Puis il y a la mentalité dédaigneuse des rentiers capitalistes par rapport à la technique, aux travailleurs productifs et aux sciences en général. Citons Max Perutz, l’homme qui a découvert la structure moléculaire de l’hémoglobine : « C’est une vieille tradition britannique. Les humanités ont été considérées comme porteuses de la civilisation, tandis que les scientifiques étaient regardés comme des plombiers. La créativité en science, comme en art, ne peut être organisée. Les découvertes ne peuvent pas être planifiées ; elles surgissent comme le lutin Puck (dans Le Songe d’une nuit d’été) dans des recoins inattendus. » En effet, il faut être myope de prétendre que la recherche scientifique est dépourvue d’imagination et de fantaisie, qu’elle n’exige que des procédures mécaniques de la pensée. La manière dont Mendeleïev à conçu son fameux tableau en classant les éléments dans l’ordre croissant des poids atomiques en est la preuve contraire.

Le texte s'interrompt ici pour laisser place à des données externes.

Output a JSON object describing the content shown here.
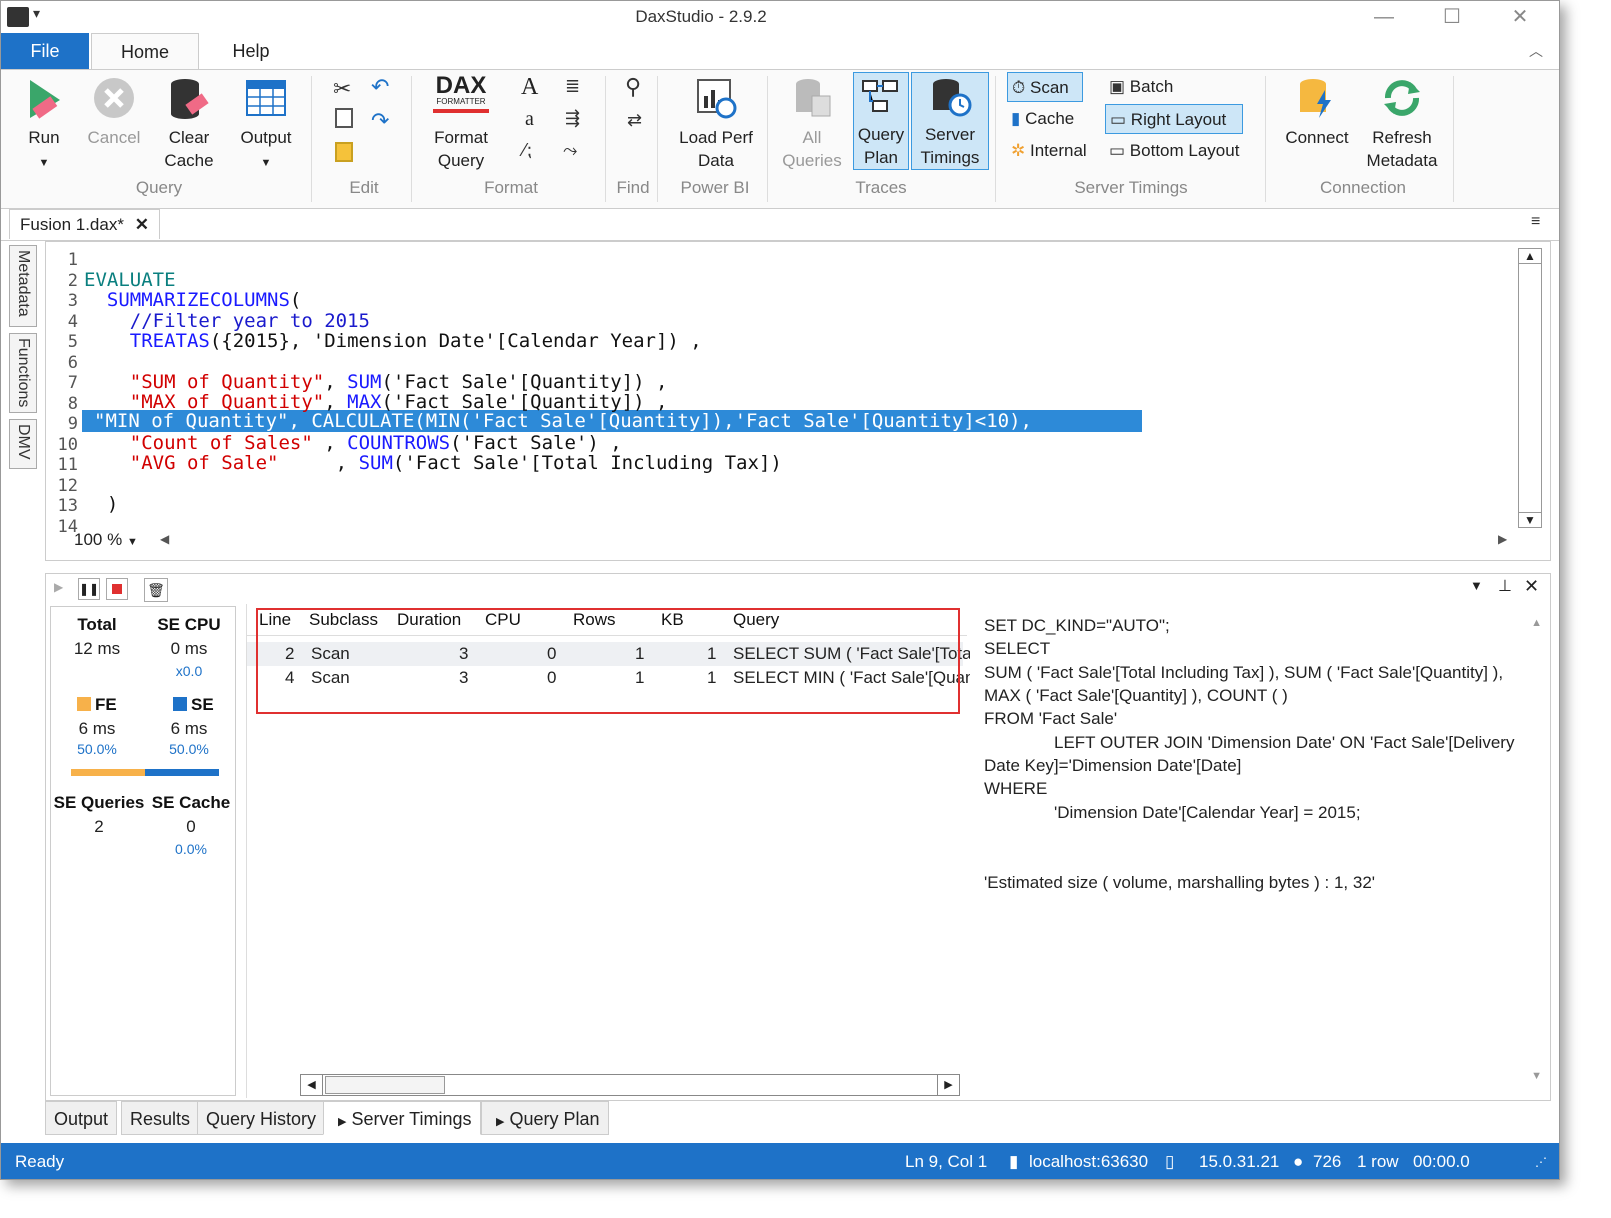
{
  "window": {
    "title": "DaxStudio - 2.9.2"
  },
  "ribbon": {
    "tabs": {
      "file": "File",
      "home": "Home",
      "help": "Help"
    },
    "query": {
      "run": "Run",
      "cancel": "Cancel",
      "clear_cache": "Clear Cache",
      "output": "Output",
      "group": "Query"
    },
    "edit": {
      "group": "Edit"
    },
    "format": {
      "dax_logo": "DAX",
      "dax_sub": "FORMATTER",
      "format_query": "Format Query",
      "font_big": "A",
      "font_small": "a",
      "group": "Format"
    },
    "find": {
      "group": "Find"
    },
    "powerbi": {
      "load_perf_data": "Load Perf Data",
      "group": "Power BI"
    },
    "traces": {
      "all_queries": "All Queries",
      "query_plan": "Query Plan",
      "server_timings": "Server Timings",
      "group": "Traces"
    },
    "server_timings": {
      "scan": "Scan",
      "cache": "Cache",
      "internal": "Internal",
      "batch": "Batch",
      "right_layout": "Right Layout",
      "bottom_layout": "Bottom Layout",
      "group": "Server Timings"
    },
    "connection": {
      "connect": "Connect",
      "refresh_metadata": "Refresh Metadata",
      "group": "Connection"
    }
  },
  "document": {
    "tab": "Fusion 1.dax*",
    "side_tabs": [
      "Metadata",
      "Functions",
      "DMV"
    ]
  },
  "editor": {
    "line_numbers": [
      "1",
      "2",
      "3",
      "4",
      "5",
      "6",
      "7",
      "8",
      "9",
      "10",
      "11",
      "12",
      "13",
      "14"
    ],
    "lines": {
      "l2": "EVALUATE",
      "l3_fn": "SUMMARIZECOLUMNS",
      "l3_rest": "(",
      "l4": "//Filter year to 2015",
      "l5_fn": "TREATAS",
      "l5_rest": "({2015}, 'Dimension Date'[Calendar Year]) ,",
      "l7_str": "\"SUM of Quantity\"",
      "l7_sep": ", ",
      "l7_fn": "SUM",
      "l7_rest": "('Fact Sale'[Quantity]) ,",
      "l8_str": "\"MAX of Quantity\"",
      "l8_sep": ", ",
      "l8_fn": "MAX",
      "l8_rest": "('Fact Sale'[Quantity]) ,",
      "l9": "\"MIN of Quantity\", CALCULATE(MIN('Fact Sale'[Quantity]),'Fact Sale'[Quantity]<10),",
      "l10_str": "\"Count of Sales\"",
      "l10_sep": " , ",
      "l10_fn": "COUNTROWS",
      "l10_rest": "('Fact Sale') ,",
      "l11_str": "\"AVG of Sale\"",
      "l11_sep": "     , ",
      "l11_fn": "SUM",
      "l11_rest": "('Fact Sale'[Total Including Tax])",
      "l13": ")"
    },
    "zoom": "100 %"
  },
  "summary": {
    "total_label": "Total",
    "total_value": "12 ms",
    "se_cpu_label": "SE CPU",
    "se_cpu_value": "0 ms",
    "se_cpu_ratio": "x0.0",
    "fe_label": "FE",
    "fe_value": "6 ms",
    "fe_pct": "50.0%",
    "se_label": "SE",
    "se_value": "6 ms",
    "se_pct": "50.0%",
    "fe_fraction": 0.5,
    "se_queries_label": "SE Queries",
    "se_queries_value": "2",
    "se_cache_label": "SE Cache",
    "se_cache_value": "0",
    "se_cache_pct": "0.0%",
    "fe_color": "#f7b14a",
    "se_color": "#1e72c8"
  },
  "timings_grid": {
    "columns": [
      "Line",
      "Subclass",
      "Duration",
      "CPU",
      "Rows",
      "KB",
      "Query"
    ],
    "rows": [
      {
        "line": "2",
        "subclass": "Scan",
        "duration": "3",
        "cpu": "0",
        "rows": "1",
        "kb": "1",
        "query": "SELECT SUM ( 'Fact Sale'[Tota"
      },
      {
        "line": "4",
        "subclass": "Scan",
        "duration": "3",
        "cpu": "0",
        "rows": "1",
        "kb": "1",
        "query": "SELECT MIN ( 'Fact Sale'[Quan"
      }
    ]
  },
  "query_text": {
    "l1": "SET DC_KIND=\"AUTO\";",
    "l2": "SELECT",
    "l3": "SUM ( 'Fact Sale'[Total Including Tax] ), SUM ( 'Fact Sale'[Quantity] ),",
    "l4": "MAX ( 'Fact Sale'[Quantity] ), COUNT (  )",
    "l5": "FROM 'Fact Sale'",
    "l6": "LEFT OUTER JOIN 'Dimension Date' ON 'Fact Sale'[Delivery",
    "l7": "Date Key]='Dimension Date'[Date]",
    "l8": "WHERE",
    "l9": "'Dimension Date'[Calendar Year] = 2015;",
    "l10": "'Estimated size ( volume, marshalling bytes ) : 1, 32'"
  },
  "bottom_tabs": [
    "Output",
    "Results",
    "Query History",
    "Server Timings",
    "Query Plan"
  ],
  "status": {
    "state": "Ready",
    "position": "Ln 9, Col 1",
    "server": "localhost:63630",
    "version": "15.0.31.21",
    "spid": "726",
    "rows": "1 row",
    "elapsed": "00:00.0"
  },
  "colors": {
    "accent": "#1e72c8",
    "selection": "#2d8ad8",
    "highlight_box": "#e03030"
  }
}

Un dernier mot. Marx et Engels qui pratiquaient les « sciences humaines » (sans oublier la praxis) ont suivi avec beaucoup d’attention les développements scientifiques de leur temps, auxquels ils attachaient beaucoup d’importance. Ce n’est malheureusement pas le cas chez beaucoup de marxistes de nos jours. En ce qui concerne le changement climatique par exemple on pratique plutôt des discours philosophiques et moraux. Faute de connaissances scientifiques sans doute. Voilà pourquoi je conseille mes lecteurs et lectrices l’étude du livre de mon ami Daniel Tanuro, L’Impossible capitalisme vert, paru chez La Découverte.